Lomé, le 15 novembre 2025 -(©AfreePress)- La capitale togolaise a servi, vendredi 14 novembre, de cadre au lancement officiel de la seconde phase du Consortium panafricain des Masters en Interprétation et Traduction de Conférence (PAMCIT II), un programme d’envergure destiné à renforcer les compétences linguistiques sur le continent. La cérémonie, marquée par l’attribution de six bourses d’excellence à de jeunes ressortissants ouest-africains, a réuni de hautes personnalités venues de plusieurs pays membres de la Communauté économique des États de l’Afrique de l’Ouest (CEDEAO).
Parmi les participants, figuraient plusieurs personnalités, dont le Président de la Banque d’Investissement et de Développement de la CEDEAO (BIDC), le sous-secrétaire général au Département de l’Assemblée Générale et de la gestion des conférences, la Représentante résidente de la CEDEAO au Togo, le vice-recteur de l’Université Gaston-Berger du Sénégal, les chefs des bureaux nationaux de la CEDEAO du Togo et du Sénégal, ainsi que le Directeur du Centre International des Langues de Lomé.

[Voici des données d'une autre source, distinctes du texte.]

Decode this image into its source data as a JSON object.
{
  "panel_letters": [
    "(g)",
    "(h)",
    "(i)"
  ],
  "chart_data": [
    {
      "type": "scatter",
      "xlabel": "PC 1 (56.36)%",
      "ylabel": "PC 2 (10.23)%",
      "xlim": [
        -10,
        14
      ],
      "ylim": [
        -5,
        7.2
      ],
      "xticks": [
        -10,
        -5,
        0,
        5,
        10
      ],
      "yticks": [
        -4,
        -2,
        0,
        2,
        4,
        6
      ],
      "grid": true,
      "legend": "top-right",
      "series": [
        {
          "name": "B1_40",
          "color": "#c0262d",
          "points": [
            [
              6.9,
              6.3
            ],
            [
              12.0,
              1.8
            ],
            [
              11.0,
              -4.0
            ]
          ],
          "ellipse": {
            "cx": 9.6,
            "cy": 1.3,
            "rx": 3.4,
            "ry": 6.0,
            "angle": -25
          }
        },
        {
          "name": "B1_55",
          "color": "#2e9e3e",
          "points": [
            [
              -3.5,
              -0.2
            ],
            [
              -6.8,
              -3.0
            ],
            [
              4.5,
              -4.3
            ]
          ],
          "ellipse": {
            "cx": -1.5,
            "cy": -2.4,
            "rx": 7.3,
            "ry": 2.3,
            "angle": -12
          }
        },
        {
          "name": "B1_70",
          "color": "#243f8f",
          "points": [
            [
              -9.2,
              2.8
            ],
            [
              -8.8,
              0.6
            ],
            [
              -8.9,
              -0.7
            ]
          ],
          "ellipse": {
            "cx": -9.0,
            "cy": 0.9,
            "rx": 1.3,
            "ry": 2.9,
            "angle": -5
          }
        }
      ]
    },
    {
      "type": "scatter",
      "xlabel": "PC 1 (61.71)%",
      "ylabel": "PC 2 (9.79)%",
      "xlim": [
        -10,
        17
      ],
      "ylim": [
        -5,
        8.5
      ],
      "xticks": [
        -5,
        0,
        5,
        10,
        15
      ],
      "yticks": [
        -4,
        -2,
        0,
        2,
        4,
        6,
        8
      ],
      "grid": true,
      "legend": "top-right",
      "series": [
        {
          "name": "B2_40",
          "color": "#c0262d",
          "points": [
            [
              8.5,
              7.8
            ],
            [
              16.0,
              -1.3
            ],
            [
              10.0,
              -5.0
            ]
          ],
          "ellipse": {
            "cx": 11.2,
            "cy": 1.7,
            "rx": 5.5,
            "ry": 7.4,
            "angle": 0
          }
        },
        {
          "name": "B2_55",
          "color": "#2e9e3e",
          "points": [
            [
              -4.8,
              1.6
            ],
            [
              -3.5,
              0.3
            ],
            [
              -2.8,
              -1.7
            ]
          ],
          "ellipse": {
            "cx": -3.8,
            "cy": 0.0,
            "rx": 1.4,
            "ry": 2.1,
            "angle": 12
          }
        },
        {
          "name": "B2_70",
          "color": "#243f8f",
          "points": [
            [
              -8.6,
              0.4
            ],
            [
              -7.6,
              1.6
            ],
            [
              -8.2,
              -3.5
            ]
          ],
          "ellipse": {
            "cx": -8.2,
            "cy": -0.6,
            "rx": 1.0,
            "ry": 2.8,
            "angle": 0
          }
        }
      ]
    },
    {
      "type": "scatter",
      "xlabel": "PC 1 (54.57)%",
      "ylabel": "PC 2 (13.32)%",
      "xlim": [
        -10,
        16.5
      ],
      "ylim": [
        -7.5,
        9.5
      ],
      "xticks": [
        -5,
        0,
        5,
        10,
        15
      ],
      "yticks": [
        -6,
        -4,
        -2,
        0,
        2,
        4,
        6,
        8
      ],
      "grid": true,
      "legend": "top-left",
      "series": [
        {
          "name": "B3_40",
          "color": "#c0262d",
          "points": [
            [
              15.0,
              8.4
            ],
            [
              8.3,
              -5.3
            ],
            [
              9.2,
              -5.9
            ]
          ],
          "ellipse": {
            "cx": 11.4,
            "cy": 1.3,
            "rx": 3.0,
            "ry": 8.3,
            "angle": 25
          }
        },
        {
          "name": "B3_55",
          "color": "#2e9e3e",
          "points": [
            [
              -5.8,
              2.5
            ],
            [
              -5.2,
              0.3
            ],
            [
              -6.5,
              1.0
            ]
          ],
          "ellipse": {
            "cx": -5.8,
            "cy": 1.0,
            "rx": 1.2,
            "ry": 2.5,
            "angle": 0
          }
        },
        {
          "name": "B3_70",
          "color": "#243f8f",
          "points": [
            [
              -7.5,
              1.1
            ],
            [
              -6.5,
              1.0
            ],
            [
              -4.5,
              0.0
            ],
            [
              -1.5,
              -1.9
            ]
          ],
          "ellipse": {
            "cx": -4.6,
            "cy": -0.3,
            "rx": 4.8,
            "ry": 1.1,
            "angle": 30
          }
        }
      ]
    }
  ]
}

Le PAMCIT est une initiative issue de la Réunion annuelle internationale sur les services linguistiques, la documentation et les publications (IAMLAPD), portée conjointement par les Nations Unies et l’Union européenne. Il ambitionne de combler le déficit de professionnels hautement qualifiés dans les domaines de l’interprétation et de la traduction, un besoin devenu crucial pour l’intégration régionale et la gouvernance multilatérale.
Dans son allocution, de circonstance, Mme Damtien Tchintchibidja, vice-présidente de la Commission de la CEDEAO, a rappelé l’historique du programme. « De 2010 à 2021, la première phase du PAMCIT a bénéficié du soutien constant des Nations Unies et de l’Union européenne. Après cette brève interruption, la CEDEAO a estimé nécessaire d’assumer pleinement la continuité du projet. C’est ainsi qu’en 2023, la BIDC a été désignée pour piloter le groupe de travail chargé de la mise en œuvre du PAMCIT II », a-t-elle fait savoir.
Elle a également précisé que sept universités africaines sont actuellement engagées dans cette phase, dont quatre en Afrique de l’Ouest que sont les Universités Gaston-Berger de Saint-Louis (Sénégal), l’Université Jean-Piaget de Cabo Verde, l’Université de Legon (Ghana) et l’Université de Lomé (Togo).
S’agissant des bourses attribuées, Mme Tchintchibidja a souligné qu’elles récompensent l’excellence académique. « Six ressortissants ouest-africains ont été retenus selon des critères rigoureux. Le PAMCIT II vise également à renforcer la mobilité des enseignants, harmoniser les curricula et garantir l’équivalence des diplômes au sein des universités partenaires », a-t-elle indiqué.
Le lancement du PAMCIT II répond à une demande croissante en interprètes et traducteurs qualifiés dans la région. Les besoins se font sentir dans des domaines essentiels tels que la facilitation du commerce, le maintien de la paix, les opérations humanitaires, l’éducation et la mobilité internationale. Ce programme ambitionne ainsi de constituer un vivier de professionnels certifiés, capables de servir aussi bien les institutions de la CEDEAO que les secteurs public et privé.